Publicly-owned companies in the U.S. are now required to adhere to new cybersecurity disclosure rules set by the SEC. These rules demand the reporting of “material” cyber incidents within 96 hours. The implications of non-compliance are significant, as organizations could face penalties from the U.S. Securities and Exchange Commission (SEC).
Key Takeaway
The SEC’s new cybersecurity disclosure rules require publicly-owned companies to report “material” cyber incidents within 96 hours. Non-compliance can result in significant consequences, and companies must ensure timely and accurate reporting to avoid penalties.
Reporting Requirements
Under the new regulations, organizations must report cybersecurity incidents, including data breaches, to the SEC within four business days. This information should be included in a specific line item on a Form 8-K report. The aim of these rules is to enhance transparency in cybersecurity governance and provide consistent and comparable disclosure for the benefit of investors and companies.
Disclosure Details
Companies must describe the nature, scope, timing, and material impact of the breach in their 8-K filing. Notably, the regulation does not mandate the disclosure of information regarding the incident’s remediation status, ongoing recovery efforts, or compromised data.
Extensions and Exceptions
Smaller companies have been granted a 180-day extension before they must file their Form 8-K. Additionally, there is an exception to the four-day deadline for larger organizations if premature disclosure could pose a substantial risk to national security or public safety, as determined by the U.S. attorney general.

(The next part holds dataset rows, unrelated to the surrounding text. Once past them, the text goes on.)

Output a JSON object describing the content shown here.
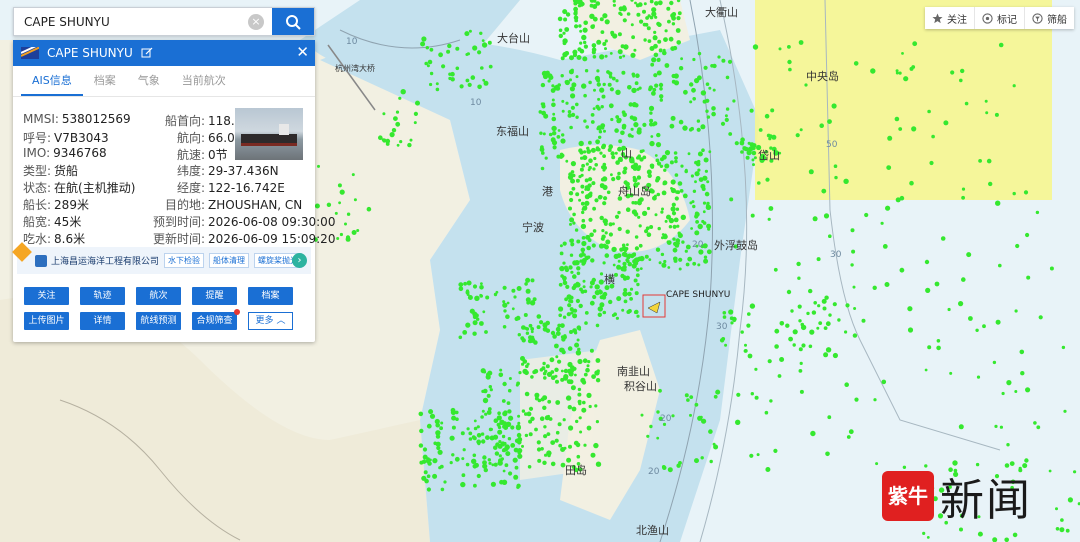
{
  "search": {
    "value": "CAPE SHUNYU",
    "placeholder": ""
  },
  "panel": {
    "title": "CAPE SHUNYU",
    "tabs": [
      "AIS信息",
      "档案",
      "气象",
      "当前航次"
    ],
    "left_fields": [
      {
        "k": "MMSI:",
        "v": "538012569"
      },
      {
        "k": "呼号:",
        "v": "V7B3043"
      },
      {
        "k": "IMO:",
        "v": "9346768"
      },
      {
        "k": "类型:",
        "v": "货船"
      },
      {
        "k": "状态:",
        "v": "在航(主机推动)"
      },
      {
        "k": "船长:",
        "v": "289米"
      },
      {
        "k": "船宽:",
        "v": "45米"
      },
      {
        "k": "吃水:",
        "v": "8.6米"
      }
    ],
    "right_fields": [
      {
        "k": "船首向:",
        "v": "118.0度"
      },
      {
        "k": "航向:",
        "v": "66.0度"
      },
      {
        "k": "航速:",
        "v": "0节"
      },
      {
        "k": "纬度:",
        "v": "29-37.436N"
      },
      {
        "k": "经度:",
        "v": "122-16.742E"
      },
      {
        "k": "目的地:",
        "v": "ZHOUSHAN, CN"
      },
      {
        "k": "预到时间:",
        "v": "2026-06-08 09:30:00"
      },
      {
        "k": "更新时间:",
        "v": "2026-06-09 15:09:20"
      }
    ],
    "company": {
      "name": "上海昌运海洋工程有限公司",
      "tags": [
        "水下检验",
        "船体清理",
        "螺旋桨抛光"
      ]
    },
    "buttons_row1": [
      "关注",
      "轨迹",
      "航次",
      "提醒",
      "档案"
    ],
    "buttons_row2": [
      "上传图片",
      "详情",
      "航线预测",
      "合规筛查"
    ],
    "more_label": "更多"
  },
  "toolbar": {
    "items": [
      "关注",
      "标记",
      "筛船"
    ]
  },
  "map": {
    "ship_label": "CAPE SHUNYU",
    "places": [
      {
        "name": "大衢山"
      },
      {
        "name": "中央岛"
      },
      {
        "name": "大台山"
      },
      {
        "name": "杭州湾大桥"
      },
      {
        "name": "东福山"
      },
      {
        "name": "山"
      },
      {
        "name": "岱山"
      },
      {
        "name": "舟山岛"
      },
      {
        "name": "宁波"
      },
      {
        "name": "横"
      },
      {
        "name": "外浮鼓岛"
      },
      {
        "name": "南韭山"
      },
      {
        "name": "积谷山"
      },
      {
        "name": "田岛"
      },
      {
        "name": "北渔山"
      },
      {
        "name": "港"
      }
    ],
    "depths": [
      "10",
      "10",
      "20",
      "30",
      "30",
      "50",
      "20",
      "20"
    ]
  },
  "watermark": {
    "seal": "紫牛",
    "text": "新闻"
  },
  "colors": {
    "accent": "#1a6fd4",
    "land": "#f3f1e4",
    "sea": "#c5e2ef",
    "deep_sea": "#e7f2f7",
    "ship_dot": "#35e82f",
    "zone": "#f5f58c"
  }
}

Consequences of Non-Compliance
Failure to comply with the new rules can lead to various consequences, including financial penalties, legal liabilities, reputational damage, loss of investor confidence, and regulatory scrutiny. Recent actions by the SEC against companies and individuals have demonstrated the seriousness of non-compliance.
Pushback and Concerns
Some companies have expressed concerns about the short reporting window and the SEC’s definition of “material incidents.” There is also apprehension that the breadth of information required to be disclosed may provide insight to hackers. In a concerning development, hackers have already exploited the new rules to file complaints against their victims.